A sliver of pink sunlight creeps onto Elliott's face as he lies sprawled on a futon with stained bedsheets. His eyes slowly begin to open, but Elliott quickly succumbs to the draw of just a few more minutes of sleep. After dozing for what felt like seconds (but was really another ten minutes), a loud bang jolts Elliott awake. He sits up and rubs the sleep from his eyes. He inhales deeply. The aroma of musty gym clothing and greasy food fills the air. He scans his surroundings; on the shaggy carpeted floor lie a half-eaten pizza, several empty liquor bottles, and, crumpled in a corner, his oversized work uniform. No clocks are on. The explosion must have caused his power to go out, but it doesn't matter to Elliott.
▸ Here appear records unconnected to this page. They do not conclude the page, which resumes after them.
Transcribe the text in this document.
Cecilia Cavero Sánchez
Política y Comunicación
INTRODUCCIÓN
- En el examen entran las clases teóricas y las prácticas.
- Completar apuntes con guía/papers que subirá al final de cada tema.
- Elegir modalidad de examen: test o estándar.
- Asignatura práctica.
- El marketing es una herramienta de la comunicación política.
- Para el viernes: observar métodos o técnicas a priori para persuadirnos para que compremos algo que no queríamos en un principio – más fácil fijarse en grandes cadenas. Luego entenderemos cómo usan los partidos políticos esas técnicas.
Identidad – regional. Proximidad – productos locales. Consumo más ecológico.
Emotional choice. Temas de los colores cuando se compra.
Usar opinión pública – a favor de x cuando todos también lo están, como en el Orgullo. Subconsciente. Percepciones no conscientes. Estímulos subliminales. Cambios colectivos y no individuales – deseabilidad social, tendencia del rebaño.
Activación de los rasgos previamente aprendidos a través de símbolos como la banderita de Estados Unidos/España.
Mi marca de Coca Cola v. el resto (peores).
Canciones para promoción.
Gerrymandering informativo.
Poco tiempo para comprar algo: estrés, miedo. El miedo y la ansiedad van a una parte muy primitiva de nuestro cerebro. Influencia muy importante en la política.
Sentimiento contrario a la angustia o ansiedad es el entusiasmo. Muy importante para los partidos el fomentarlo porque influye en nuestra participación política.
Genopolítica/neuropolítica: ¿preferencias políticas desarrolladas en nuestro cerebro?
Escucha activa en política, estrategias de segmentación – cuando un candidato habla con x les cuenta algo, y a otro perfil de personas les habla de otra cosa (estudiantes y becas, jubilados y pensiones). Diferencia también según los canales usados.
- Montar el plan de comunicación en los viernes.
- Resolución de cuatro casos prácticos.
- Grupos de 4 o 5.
He sluggishly comes to his feet and picks up his phone from his bedside table. 7:34 PM. Crap–work is in 10 minutes. He steps over a sticky brown spot on the carpet from a piece of jelly toast he dropped last Thursday and pulls aside his curtains. A beautiful, deep purple sky illuminates his face as his glazed eyes stare back. Ribbons of pink cirrus clouds float high above puffs of cumulus clouds spanning the horizon. He sighs and thinks to himself, "what a terrible day to miss." Elliott backs away from the window and proceeds to put on his rumpled work uniform and splash water on his tired face and matted black hair. He leaves the confines of his apartment and lumbers down the two flights of stairs to the back door of The Victorian. The warm air of one of the last days of summer greet him. Elliott turns right and walks down Simone Boulevard several blocks until he comes to an unmemorable Olive Garden, where he walks around back. The smell of breadsticks and chicken carbonara waft over Elliott and nauseate him. He is reminded of the tables of birthday celebrations, business dinners, and old couples that he will waste his night waiting on in the coming hours. He stops briefly outside of the rear entrance. Elliott takes one last look at the now purple sky and walks inside.